Banks are entitled to close down the account of customers who display unruly or threatening behavior toward bank employees, the Tel Aviv District Court ruled on Thursday, according to Globes.
The ruling was unusual insofar as banks are normally permitted to close accounts for financially-related irregularities such as unpaid debts or charges of money laundering, but not for interpersonal friction.
In the case that came before the court, Bank Mizrahi-Tefahot closed the account of one of its customers, attorney Shmuel Saadia, whom it claimed had frequently “created disturbances” and spoken insultingly about bank employees.
The bank’s letter to Saadia explaining the reasons for closing his account came shortly after an incident in which Saadia claimed that he was shouted at and shoved by a bank employee after Saadia had entered an office to complain about being kept waiting. The bank, for its part, said that after being refused a bank check for inadequate documentation, Saadia and his lawyer created an ugly scene, and refused to leave the premises until police were called in.
Saadia subsequently petitioned the court for a restraining order, which led to Thursday’s decision.
The judge, Chana Pliner, concluded that the bank had not acted precipitously, but had tolerated his difficult behavior for some time before the last incident, and had a right to terminate business with the customer under such circumstances.

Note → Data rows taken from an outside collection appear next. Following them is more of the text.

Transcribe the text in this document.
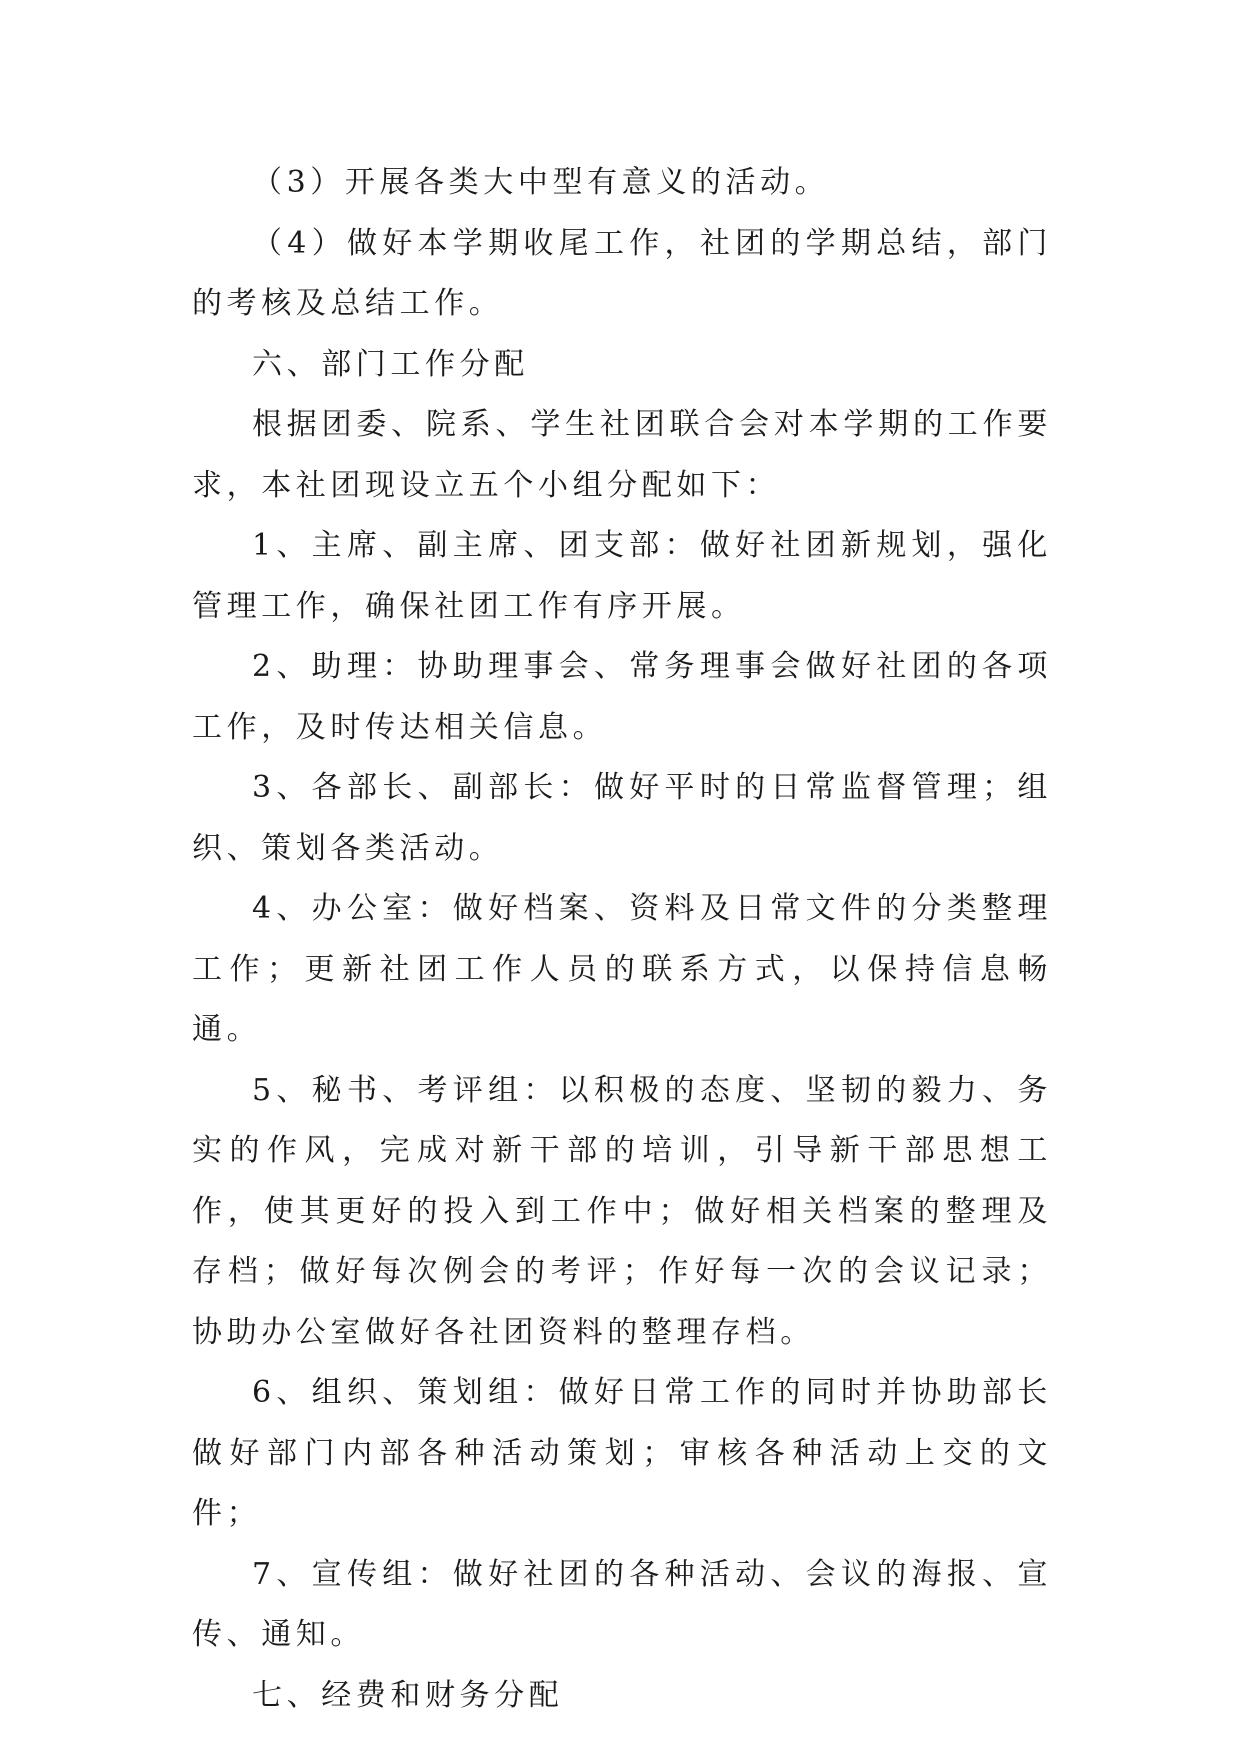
（3）开展各类大中型有意义的活动。

（4）做好本学期收尾工作，社团的学期总结，部门的考核及总结工作。

六、部门工作分配

根据团委、院系、学生社团联合会对本学期的工作要求，本社团现设立五个小组分配如下：

1、主席、副主席、团支部：做好社团新规划，强化管理工作，确保社团工作有序开展。

2、助理：协助理事会、常务理事会做好社团的各项工作，及时传达相关信息。

3、各部长、副部长：做好平时的日常监督管理；组织、策划各类活动。

4、办公室：做好档案、资料及日常文件的分类整理工作；更新社团工作人员的联系方式，以保持信息畅通。

5、秘书、考评组：以积极的态度、坚韧的毅力、务实的作风，完成对新干部的培训，引导新干部思想工作，使其更好的投入到工作中；做好相关档案的整理及存档；做好每次例会的考评；作好每一次的会议记录；协助办公室做好各社团资料的整理存档。

6、组织、策划组：做好日常工作的同时并协助部长做好部门内部各种活动策划；审核各种活动上交的文件；

7、宣传组：做好社团的各种活动、会议的海报、宣传、通知。

七、经费和财务分配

“I do not think that workers have to provide service to a customer by whom they feel threatened and when such behavior is repeated over and over.
“How can a bank be expected to provide services to a customer who expresses his lack of confidence in the employees and threatens them?” she wrote.
The court ruled that Saadia was obligated to pay legal costs in the amount of 15,000 shekels, but that Mizrahi-Tefahot must allow him a month to arrange his financial affairs before terminating the account.